A Disconnect In USL

By Ben Wright, editor.

In the best of circumstances, negotiations can be difficult and tense. In the middle of a global pandemic and economic recession, negotiations between the United Soccer League and the newly formed USL Player's Association have been messy, to put it lightly.


The USL suspended their season on March 12, and in an ecosystem that counts on matchday earnings for a large percentage of its overall earnings, the league proposed blanket paycuts to players on May 9. As reported by The Athletic's Jeff Rueter, those proposed cuts were not well received by players, many of whom already earn stunningly low wages. Jason Weintraub reported a player in the USL Championship was offered a "zero dollar contract, shared housing and the opportunity to earn money through things such as community appearances, camps, coaching, etc." This contract offer was made at the start of the 2020 season.

“Their initial proposal was nigh-on embarrassing," a current player who asked not to be named told Speedway Soccer. "It was insulting to the players. There are a lot of players around the league on low contracts anyway."


The USLPA rejected the leagues initial proposal on May 19, countering with a proposal that would limit paycuts to 10% only for players earning above $2,000 a month, on the condition that the league would match those cuts, a minimum salary of $20,000 a year starting in 2021, and bargaining every 14 days until a Collective Bargaining Agreement is reached.


The league rejected the players' counterproposal, with a new proposal that included a 30% paycut every dollar earned over $1,500 a month and a severance pay covering just two weeks (Rueter's story covers the proposal in great detail).

“We want to play our part in this crisis too, so we offered something is affordable (less than what MLS offered) and tried to get something in return in the future, knowing how strong the owners of the league are, how strong NuRock Holdings is," said the player. "We just still seem miles apart.”


"Due to the nature of the USL’s original offer and our counteroffer, there is a lot of room for communication regarding any potential agreement," a spokesperson for the USLPA told Speedway Soccer. "Both parties are continuing to communicate with each other, and the USLPA remains committed to ensuring our players can continue to serve both their clubs and communities."


While Major League Soccer is seemingly moving towards a return to play, details on how and when the USL could resume the season have been scarce.


“In my opinion they know that we can’t play [this season], and this is their final push to save a few more pennies," said the player. "I don’t see a way we can play. I think the whole bottle‘s been thrown out the window. Any games we play now are just an additional loss to the owners.”


Both the USLPA and the player we spoke with are eager to return to the field, but questions remain about how and when the USL will be able to finish the season.
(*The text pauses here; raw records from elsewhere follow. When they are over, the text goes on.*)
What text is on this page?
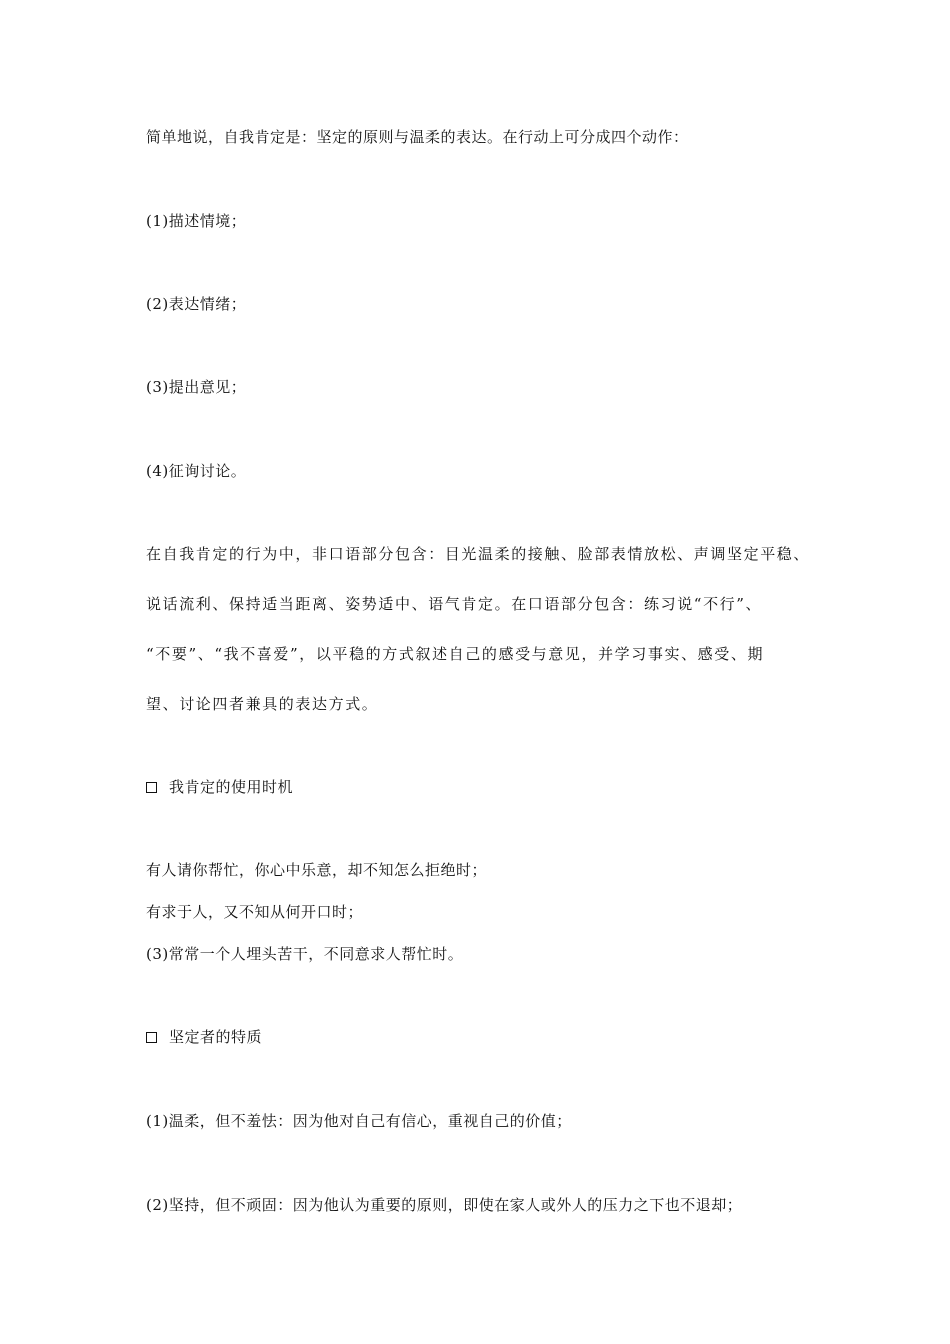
简单地说，自我肯定是：坚定的原则与温柔的表达。在行动上可分成四个动作：
(1)描述情境；
(2)表达情绪；
(3)提出意见；
(4)征询讨论。
在自我肯定的行为中，非口语部分包含：目光温柔的接触、脸部表情放松、声调坚定平稳、
说话流利、保持适当距离、姿势适中、语气肯定。在口语部分包含：练习说“不行”、
“不要”、“我不喜爱”，以平稳的方式叙述自己的感受与意见，并学习事实、感受、期
望、讨论四者兼具的表达方式。
我肯定的使用时机
有人请你帮忙，你心中乐意，却不知怎么拒绝时；
有求于人，又不知从何开口时；
(3)常常一个人埋头苦干，不同意求人帮忙时。
坚定者的特质
(1)温柔，但不羞怯：因为他对自己有信心，重视自己的价值；
(2)坚持，但不顽固：因为他认为重要的原则，即使在家人或外人的压力之下也不退却；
"At this point, our Players are ready to return to play in the healthiest and safest way possible," added a spokesperson for the USLPA. "The USLPA is highly committed to ensuring that both the safety and stability of our Players is protected."


"[Two weeks severance pay] just tells you they have no interest in playing this season," said the player. "Why else would they put that in? Let’s be honest, we’re never going to sign an agreement with two weeks severance. We believe that our contracts are legally binding. We want to play. Our owners want to play, our supporters want us to play. There’s a disconnect between the league, owners and the players.”


When asked to comment for this story, a USL spokesperson declined and referenced the league's earlier statement:

In a league that has stated ambitions of being "one of the top second divisions in the world", the COVID-19 crisis has shed light on how fragile the league ecosystem is. It has also magnified the need for players to earn livable wages. As the CBA negotiations continue, players are hopeful that it will result in a step forward for the league. “We obviously need to be strong in this. We’re fighting for the right things, and hopefully it can change the league for a positive going forward. If we were bullied to accept what they initially offered, I don’t think the league takes the right steps forward.”